So, just a few hours into the year 2010 and I really should be sleeping, but I feel like sleep is still a long way off for me. I have far too much going through my head right now.
I've been thinking a lot about the past year - what it brought in my life. The events - both good and bad. The people and relationships that changed. The lessons that God tried to teach me. The lessons that God tried to teach me that I actually paid attention to and sought to learn. The lessons that God tried to teach me that I really didn't want to learn and resisted learning (those ones will be coming back again and again until I learn them, so maybe that would be the best choice).
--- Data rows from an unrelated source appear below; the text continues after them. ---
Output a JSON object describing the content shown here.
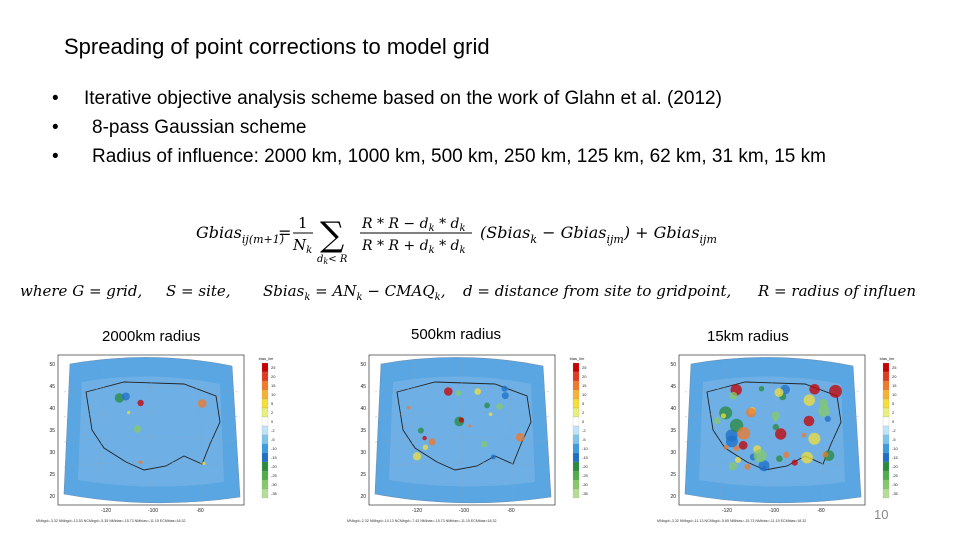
{
  "title": "Spreading of point corrections to model grid",
  "bullets": [
    {
      "marker": "•",
      "text": "Iterative objective analysis scheme based on the work of Glahn et al. (2012)"
    },
    {
      "marker": "•",
      "text": "8-pass Gaussian scheme"
    },
    {
      "marker": "•",
      "text": "Radius of influence: 2000 km, 1000 km, 500 km, 250 km, 125 km, 62 km, 31 km, 15 km"
    }
  ],
  "formula": {
    "lhs": "Gbias",
    "lhs_sub": "ij(m+1)",
    "equals": "=",
    "frac_num": "1",
    "frac_den": "N",
    "frac_den_sub": "k",
    "sum_sub": "d",
    "sum_sub_k": "k",
    "sum_sub_rest": "< R",
    "numerator": "R * R − d",
    "denominator": "R * R + d",
    "times_d": " * d",
    "k": "k",
    "paren_left": "(Sbias",
    "minus_g": " − Gbias",
    "ijm": "ijm",
    "plus_g": ") + Gbias"
  },
  "where_terms": [
    "where G = grid,",
    "S = site,",
    "Sbias",
    "= AN",
    "− CMAQ",
    ",",
    "d = distance from site to gridpoint,",
    "R = radius of influence"
  ],
  "where_subs": {
    "k": "k"
  },
  "maps": [
    {
      "caption": "2000km radius",
      "stats": "MNbgd=-3.32  NMbgd=-13.53  NCMbgd=-5.35  NMbias=-15.73  NMbias=-11.15  ECMbias=18.32"
    },
    {
      "caption": "500km radius",
      "stats": "MNbgd=-2.32  NMbgd=-10.13  NCMbgd=-7.43  NMbias=-15.73  NMbias=-11.15  ECMbias=18.32"
    },
    {
      "caption": "15km radius",
      "stats": "MNbgd=-3.32  NMbgd=-11.13  NCMbgd=-5.65  NMbias=-15.73  NMbias=-11.15  ECMbias=18.32"
    }
  ],
  "axis": {
    "lon_ticks": [
      "-120",
      "-100",
      "-80"
    ],
    "lat_ticks": [
      "50",
      "45",
      "40",
      "35",
      "30",
      "25",
      "20"
    ],
    "colorbar_title": "bias_lim",
    "colorbar_ticks": [
      "25",
      "20",
      "15",
      "10",
      "5",
      "2",
      "0",
      "-2",
      "-5",
      "-10",
      "-15",
      "-20",
      "-25",
      "-30",
      "-35"
    ]
  },
  "colors": {
    "map_background": "#7fb8e8",
    "domain_blue": "#5aa6e2",
    "coast": "#222222"
  },
  "page_number": "10"
}
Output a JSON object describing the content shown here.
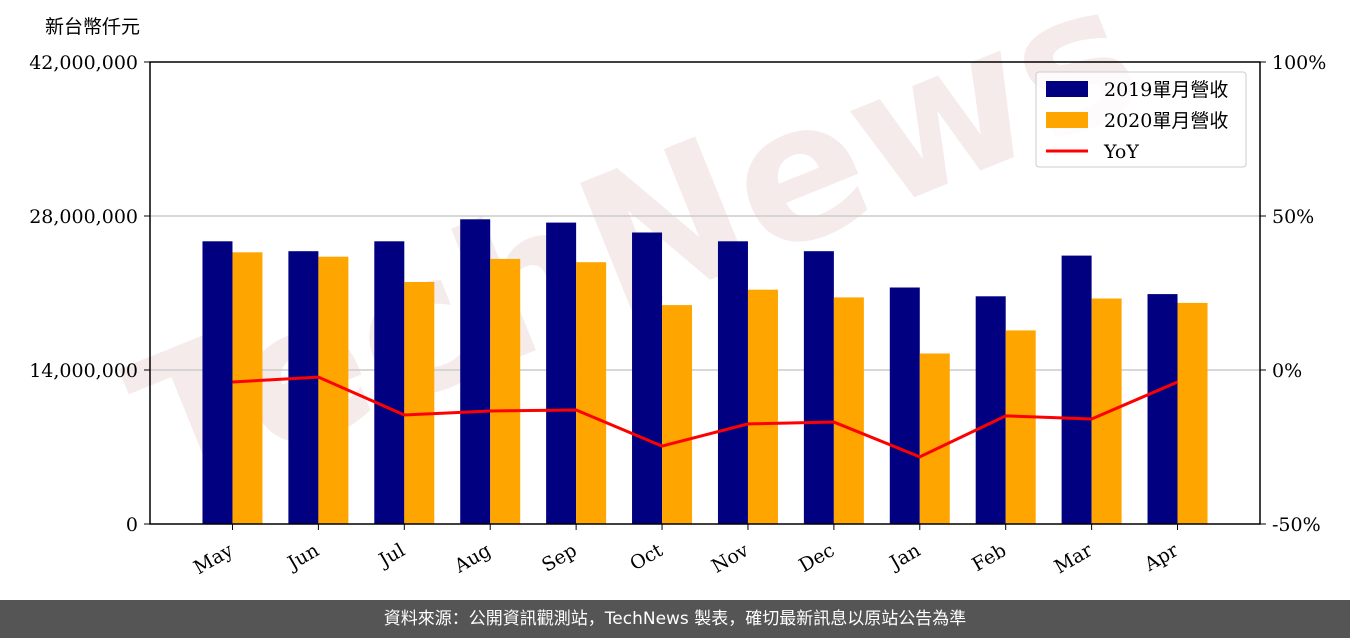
{
  "chart_data": {
    "type": "bar",
    "y_label": "新台幣仟元",
    "watermark": "TechNews",
    "categories": [
      "May",
      "Jun",
      "Jul",
      "Aug",
      "Sep",
      "Oct",
      "Nov",
      "Dec",
      "Jan",
      "Feb",
      "Mar",
      "Apr"
    ],
    "series": [
      {
        "name": "2019單月營收",
        "color": "#000080",
        "values": [
          25700000,
          24800000,
          25700000,
          27700000,
          27400000,
          26500000,
          25700000,
          24800000,
          21500000,
          20700000,
          24400000,
          20900000
        ]
      },
      {
        "name": "2020單月營收",
        "color": "#ffa500",
        "values": [
          24700000,
          24300000,
          22000000,
          24100000,
          23800000,
          19900000,
          21300000,
          20600000,
          15500000,
          17600000,
          20500000,
          20100000
        ]
      },
      {
        "name": "YoY",
        "type": "line",
        "axis": "y2",
        "color": "#ff0000",
        "values": [
          -3.9,
          -2.3,
          -14.6,
          -13.3,
          -13.0,
          -24.7,
          -17.5,
          -16.9,
          -28.2,
          -14.9,
          -15.9,
          -3.9
        ]
      }
    ],
    "ylim": [
      0,
      42000000
    ],
    "yticks": [
      {
        "value": 0,
        "label": "0"
      },
      {
        "value": 14000000,
        "label": "14,000,000"
      },
      {
        "value": 28000000,
        "label": "28,000,000"
      },
      {
        "value": 42000000,
        "label": "42,000,000"
      }
    ],
    "y2lim": [
      -50,
      100
    ],
    "y2ticks": [
      {
        "value": -50,
        "label": "-50%"
      },
      {
        "value": 0,
        "label": "0%"
      },
      {
        "value": 50,
        "label": "50%"
      },
      {
        "value": 100,
        "label": "100%"
      }
    ],
    "grid": true,
    "legend": "upper right",
    "footer": "資料來源：公開資訊觀測站，TechNews 製表，確切最新訊息以原站公告為準"
  }
}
I've also been thinking a lot about this year that has just begun. It always seems like there is so much opportunity and so much to do at the beginning of each new year, but then as time races by I sometimes wonder if I'm missing some of what I could be doing because I'm being lazy or I'm tired or I'm scared or I'm not paying attention.
Yet, I'm beginning to realize that what matters most is that I'm open and responsive to what God has for me to do. No matter what my plans, thoughts, dreams are for the next year they pale in comparision to what God could and wants to do through me. Not that my plans, thoughts, dreams aren't good, or that I won't get to do some of them this year, just a reminder to myself that if they don't all happen because of what God has for me, that's for my good. Doing something specific God has for me will always be of greater benefit and good for me and others, than doing what my plans are.
This isn't something I do well. I like to have the next few years planned out exactly as they will happen well in advance. And then I don't want them to be changed. But, I'm discovering that, while God may choose to work that way sometimes, He may also change things in the middle and ask me to do soemthing that wasn't in the plan. And it's in those times that I have to make a choice to follow in obedience rather than stay put in the "plan" in my stubbornness.
As I look forward to this new year, I think I'm mostly excited for what may come. Right now I have no idea what it may hold. I have things I hope will be a part of this year and goals to work towards. But, mostly, I'm learning to follow God in obedience wherever He may lead - even if it is off the track that I had planned to follow. Whose up for joining me in that challenge this year?